Dinny looked at her cynical and often flippant cousin, who stood so poised and trim and well-manicured before her, and she felt ashamed. Fleur said, unexpectedly:
“You’re rather a darling.”
Dinner, Clare having it in bed and the only guest being ‘very young’ Roger, was decidedly vocal. Starting with an account of how his family felt about taxation, ‘very young’ Roger waxed amusing. His Uncle Thomas Forsyte, it appeared, had gone to live in Jersey, and returned indignantly when Jersey began to talk about taxation of its own. He had then written to The Times under the nom de guerre of ‘Individualist,’ sold all his investments, and reinvested them in tax-free securities, which brought him in slightly less revenue than he had been receiving nett from his taxed securities. He had voted for the Nationalists at the last election, and, since this new budget, was looking out for a party that he could conscientiously vote for at the next election. He was living at Bournemouth.
“Extremely well-preserved,” concluded ‘very young’ Roger. “Do you know anything about bees, Fleur?”
“I once sat on one.”
“Do you, Miss Cherrell?”
“We keep them.”
“If you were me, would you go in for them?”
“Where do you live?”
“A little beyond Hatfield. There are some quite nice clover crops round. Bees appeal to me in theory. They feed on other people’s flowers and clover; and if you find a swarm you can stick to it. What are the drawbacks?”
“Well, if they swarm on other people’s ground, ten to one you lose them; and you have to feed them all the winter. Otherwise it’s only a question of the time, trouble, and stings.”
“I don’t know that I should mind that,” murmured ‘very young’ Roger; “my wife would take them on.” He cocked his eye slightly: “She has rheumatism. Apic acid, they say, is the best cure.”
“Better make sure first,” murmured Dinny, “that they’ll sting her. You can’t get bees to sting people they like.”
“You can always sit on them,” murmured Fleur.
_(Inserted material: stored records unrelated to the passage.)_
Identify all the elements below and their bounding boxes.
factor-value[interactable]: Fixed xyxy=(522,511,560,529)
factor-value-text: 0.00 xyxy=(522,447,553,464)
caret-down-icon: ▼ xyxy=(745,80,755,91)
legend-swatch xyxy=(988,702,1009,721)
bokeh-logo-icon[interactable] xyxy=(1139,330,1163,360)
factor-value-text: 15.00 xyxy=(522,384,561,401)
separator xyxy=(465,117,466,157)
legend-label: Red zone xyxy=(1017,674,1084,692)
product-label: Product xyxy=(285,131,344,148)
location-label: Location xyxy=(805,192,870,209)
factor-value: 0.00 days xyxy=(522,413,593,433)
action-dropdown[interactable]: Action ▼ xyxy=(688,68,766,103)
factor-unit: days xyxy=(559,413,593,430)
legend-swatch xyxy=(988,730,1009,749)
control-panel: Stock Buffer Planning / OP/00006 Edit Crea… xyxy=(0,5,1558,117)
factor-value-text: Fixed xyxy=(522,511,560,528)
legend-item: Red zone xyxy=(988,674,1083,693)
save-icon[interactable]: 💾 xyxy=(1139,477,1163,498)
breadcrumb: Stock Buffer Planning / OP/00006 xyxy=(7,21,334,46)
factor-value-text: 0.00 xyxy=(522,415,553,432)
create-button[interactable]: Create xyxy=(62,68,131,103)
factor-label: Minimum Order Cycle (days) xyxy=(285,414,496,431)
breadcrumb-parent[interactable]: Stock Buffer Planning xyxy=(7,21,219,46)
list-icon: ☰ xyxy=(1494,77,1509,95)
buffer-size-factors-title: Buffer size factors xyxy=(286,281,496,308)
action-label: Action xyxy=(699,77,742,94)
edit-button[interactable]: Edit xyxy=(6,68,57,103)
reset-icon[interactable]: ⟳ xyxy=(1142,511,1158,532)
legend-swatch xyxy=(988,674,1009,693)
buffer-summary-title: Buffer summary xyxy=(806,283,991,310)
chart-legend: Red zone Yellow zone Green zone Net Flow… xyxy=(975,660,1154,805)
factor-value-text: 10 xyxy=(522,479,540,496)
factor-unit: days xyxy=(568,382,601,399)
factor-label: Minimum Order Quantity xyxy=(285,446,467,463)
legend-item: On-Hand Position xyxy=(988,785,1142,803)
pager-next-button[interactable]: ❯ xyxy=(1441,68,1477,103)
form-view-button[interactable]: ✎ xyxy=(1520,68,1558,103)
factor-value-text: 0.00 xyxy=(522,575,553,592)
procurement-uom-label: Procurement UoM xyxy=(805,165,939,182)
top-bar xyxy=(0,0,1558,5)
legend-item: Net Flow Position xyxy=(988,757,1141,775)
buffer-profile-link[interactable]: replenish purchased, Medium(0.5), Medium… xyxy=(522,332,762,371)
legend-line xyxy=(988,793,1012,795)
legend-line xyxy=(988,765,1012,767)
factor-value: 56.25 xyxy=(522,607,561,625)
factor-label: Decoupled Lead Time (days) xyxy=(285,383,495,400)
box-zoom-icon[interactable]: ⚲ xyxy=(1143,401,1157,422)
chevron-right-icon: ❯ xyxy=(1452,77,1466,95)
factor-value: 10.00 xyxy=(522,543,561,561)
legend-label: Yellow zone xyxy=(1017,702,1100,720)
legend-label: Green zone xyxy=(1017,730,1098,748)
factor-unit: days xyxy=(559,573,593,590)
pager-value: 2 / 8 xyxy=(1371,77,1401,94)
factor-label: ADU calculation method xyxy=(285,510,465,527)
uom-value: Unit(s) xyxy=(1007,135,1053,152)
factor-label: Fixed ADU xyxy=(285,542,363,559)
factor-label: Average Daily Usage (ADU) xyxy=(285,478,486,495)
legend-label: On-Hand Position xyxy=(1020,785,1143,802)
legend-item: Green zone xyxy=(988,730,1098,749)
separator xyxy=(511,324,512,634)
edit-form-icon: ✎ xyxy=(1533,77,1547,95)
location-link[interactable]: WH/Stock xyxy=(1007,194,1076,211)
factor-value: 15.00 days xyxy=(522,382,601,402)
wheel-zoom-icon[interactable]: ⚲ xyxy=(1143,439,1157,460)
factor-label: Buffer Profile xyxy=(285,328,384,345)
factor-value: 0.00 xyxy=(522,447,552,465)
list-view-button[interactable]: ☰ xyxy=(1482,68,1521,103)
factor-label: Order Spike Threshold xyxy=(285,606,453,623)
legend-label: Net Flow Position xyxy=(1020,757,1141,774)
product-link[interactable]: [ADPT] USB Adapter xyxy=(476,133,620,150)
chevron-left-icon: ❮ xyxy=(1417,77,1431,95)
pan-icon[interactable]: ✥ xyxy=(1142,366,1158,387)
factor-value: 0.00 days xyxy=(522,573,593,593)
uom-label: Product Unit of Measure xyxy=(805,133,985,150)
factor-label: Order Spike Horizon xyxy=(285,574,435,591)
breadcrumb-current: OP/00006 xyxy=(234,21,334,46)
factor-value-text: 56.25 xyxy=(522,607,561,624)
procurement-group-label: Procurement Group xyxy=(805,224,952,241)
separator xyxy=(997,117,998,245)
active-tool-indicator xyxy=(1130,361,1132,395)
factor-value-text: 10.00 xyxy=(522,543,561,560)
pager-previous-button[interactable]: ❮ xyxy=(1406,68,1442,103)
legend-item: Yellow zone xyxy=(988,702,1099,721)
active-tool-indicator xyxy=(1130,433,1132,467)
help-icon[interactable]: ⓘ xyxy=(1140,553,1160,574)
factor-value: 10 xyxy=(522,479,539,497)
“Seriously,” said ‘very young’ Roger, “half-a-dozen stings would be well worth it, poor thing.”
“What made you take up law, Forsyte?” struck in Michael.
“Well, I got a ‘blighty’ one in the war, and had to get something sedentary. I rather like it, you know, in a way, and in a way I think it’s —”
“Quite!” said Michael: “Hadn’t you an Uncle George?”
“Old George! Rather! Always gave me ten bob at school, and tipped me the name of a horse to put it on.”
“Did it ever win?”
“Well, tell us, frankly: What’s going to win tomorrow?”
“Frankly,” said the solicitor, looking at Dinny, “it depends on your sister, Miss Cherrell. Corven’s witnesses have done well. They didn’t claim too much, and they weren’t shaken; but if Lady Corven keeps her head and her temper, we may pull through. If her veracity is whittled away at any point, then —!” he shrugged, and looked — Dinny thought — older. “There are one or two birds on the jury I don’t like the look of. The foreman’s one. The average man, you know, is dead against wives leaving without notice. I’d feel much happier if your sister would open up on her married life. It’s not too late.”
Dinny shook her head.
“Well, then, it’s very much a case of the personal appeal. But there’s a prejudice against mice playing when the cat’s away.”
Dinny went to bed with the sick feeling of one who knows she has again to watch some form of torture.